両手で顔を覆った雛菊は、その場にぺたんと座り込んで――嘆いた。

そして絶望の海に溺れながら、涙声でとうとう告白した。


「旦那様は…人を…食べてる…」


「…うん。この部屋のどこかに人体の一部があるはず。雛ちゃんは離れてた方がいい」


「天満様…ごめんなさい。そうかもしれないと思ってたけど、確信が持てなかったの。天満様が助けに来てくれたから、その匂いがするものを持って逃げれなかったってこと…?」


とうとう匂いを発する根源のものにたどり着いた天満は、机の引き出しが二重底になっていることに気付いて、そこから手拭いに巻かれたものを取り出した。


…もう見なくてもそれがなんだか分かる。

だが天満は雛菊が疑いながらも駿河をなんとか信じようとしつつ助けを求めてきた原因をちゃんと見せなければならないと思い、それを座り込んだ雛菊の前に持って行って屈んだ。


「いい?開けるよ?」


「う、うん…」


何重にも巻かれた手拭いをゆっくり開いた。

どんどん腐臭がきつくなり、その刺激臭が目に沁みつつも雛菊は顔を逸らさなかった。


「…指と…目…っ!」


「…もう閉じるよ。これは僕が後で供養するから」


腐臭から察するに、指と目の本来の持ち主は殺されてもう数日経っているだろう。

後でゆっくり堪能しようと思って家に持ち帰ったであろう駿河は、持ち出すことが叶わず逃亡生活を続けている。

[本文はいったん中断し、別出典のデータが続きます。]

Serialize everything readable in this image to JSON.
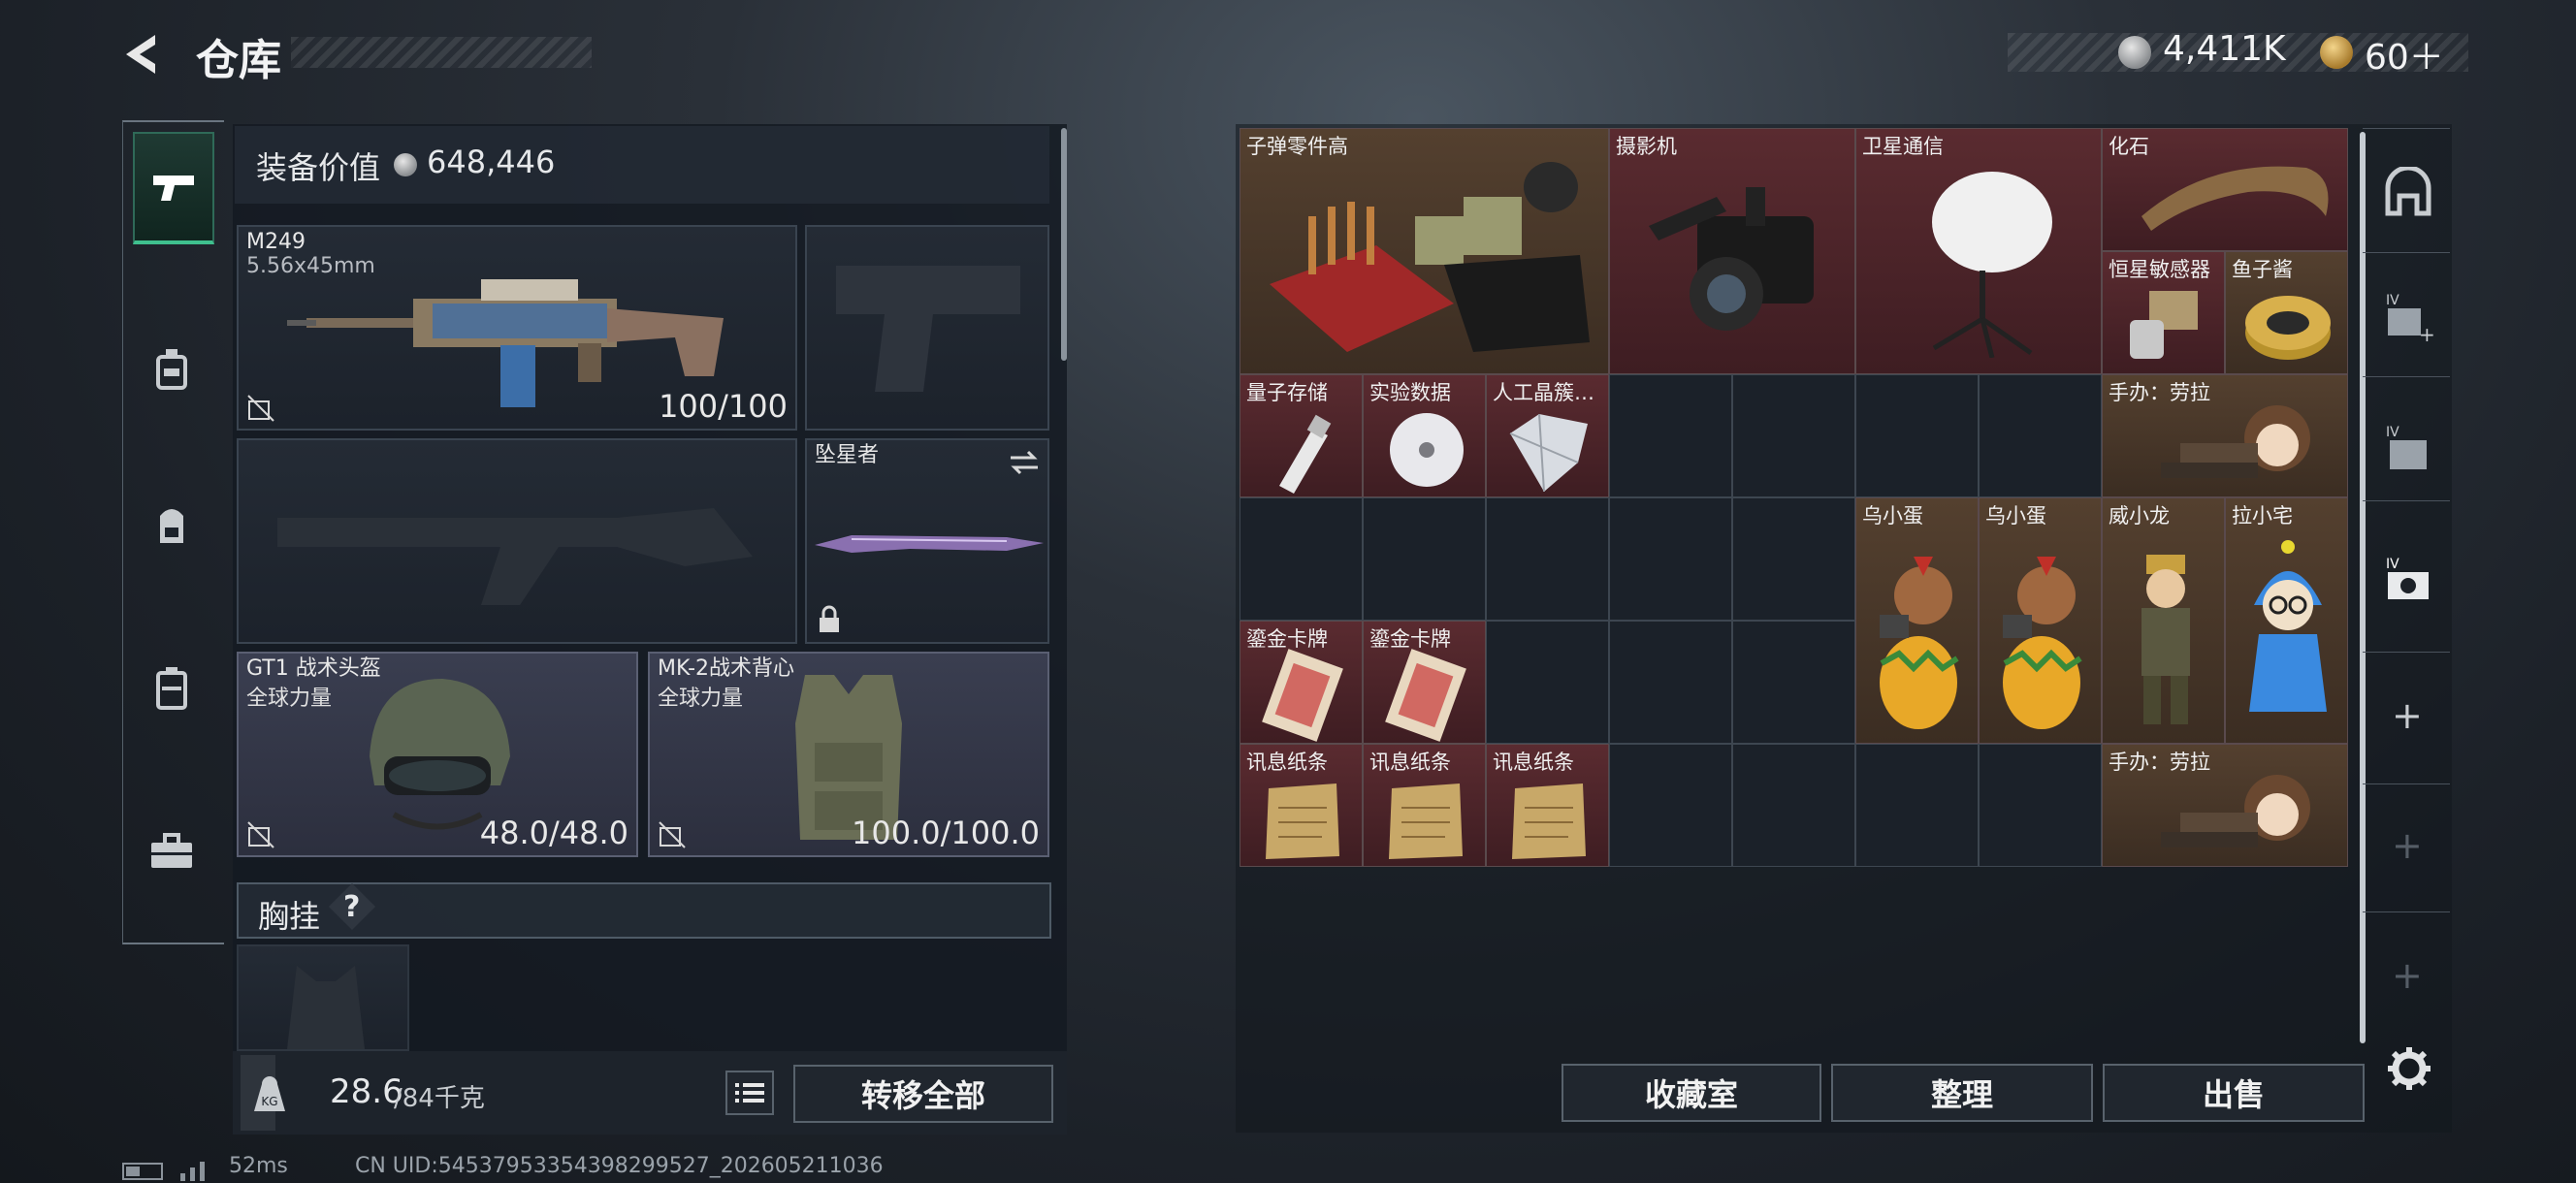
{
  "header": {
    "title": "仓库",
    "currency": [
      {
        "icon": "silver-coin-icon",
        "value": "4,411K"
      },
      {
        "icon": "gold-coin-icon",
        "value": "60＋"
      }
    ]
  },
  "left_nav": [
    "pistol-icon",
    "backpack-rig-icon",
    "backpack-icon",
    "case-icon",
    "toolbox-icon"
  ],
  "equipment": {
    "value_label": "装备价值",
    "value": "648,446",
    "slots": {
      "primary": {
        "name": "M249",
        "ammo": "5.56x45mm",
        "durability": "100/100"
      },
      "melee": {
        "name": "坠星者"
      },
      "helmet": {
        "name": "GT1 战术头盔",
        "sub": "全球力量",
        "durability": "48.0/48.0"
      },
      "armor": {
        "name": "MK-2战术背心",
        "sub": "全球力量",
        "durability": "100.0/100.0"
      }
    },
    "chest_rig_label": "胸挂",
    "help": "?",
    "weight": "28.6",
    "weight_max": "/84千克",
    "transfer_all": "转移全部"
  },
  "items": [
    {
      "label": "子弹零件高",
      "color": "brown"
    },
    {
      "label": "摄影机",
      "color": "red"
    },
    {
      "label": "卫星通信",
      "color": "red"
    },
    {
      "label": "化石",
      "color": "red"
    },
    {
      "label": "恒星敏感器",
      "color": "red"
    },
    {
      "label": "鱼子酱",
      "color": "brown"
    },
    {
      "label": "量子存储",
      "color": "red"
    },
    {
      "label": "实验数据",
      "color": "red"
    },
    {
      "label": "人工晶簇…",
      "color": "red"
    },
    {
      "label": "手办：劳拉",
      "color": "brown"
    },
    {
      "label": "乌小蛋",
      "color": "brown"
    },
    {
      "label": "乌小蛋",
      "color": "brown"
    },
    {
      "label": "威小龙",
      "color": "brown"
    },
    {
      "label": "拉小宅",
      "color": "brown"
    },
    {
      "label": "鎏金卡牌",
      "color": "red"
    },
    {
      "label": "鎏金卡牌",
      "color": "red"
    },
    {
      "label": "讯息纸条",
      "color": "red"
    },
    {
      "label": "讯息纸条",
      "color": "red"
    },
    {
      "label": "讯息纸条",
      "color": "red"
    },
    {
      "label": "手办：劳拉",
      "color": "brown"
    }
  ],
  "actions": {
    "collection": "收藏室",
    "sort": "整理",
    "sell": "出售"
  },
  "right_nav": {
    "tier": "IV",
    "add": "+"
  },
  "status": {
    "ping": "52ms",
    "uid": "CN UID:54537953354398299527_202605211036"
  }
}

「僕はこの薬をお祖父様に調べてもらうから、早く家に戻ろう。長くここに居ちゃ駄目だ」


座り込んで立てない雛菊を抱き上げた天満は、その辺で見つけた革袋に指と目を包んだ手拭いを入れて早々に宿屋を出た。


それからずっと雛菊は黙り込んだままだった。

天満は咎めることも問い質すことも一切せず――ただただ、雛菊を抱きしめていた。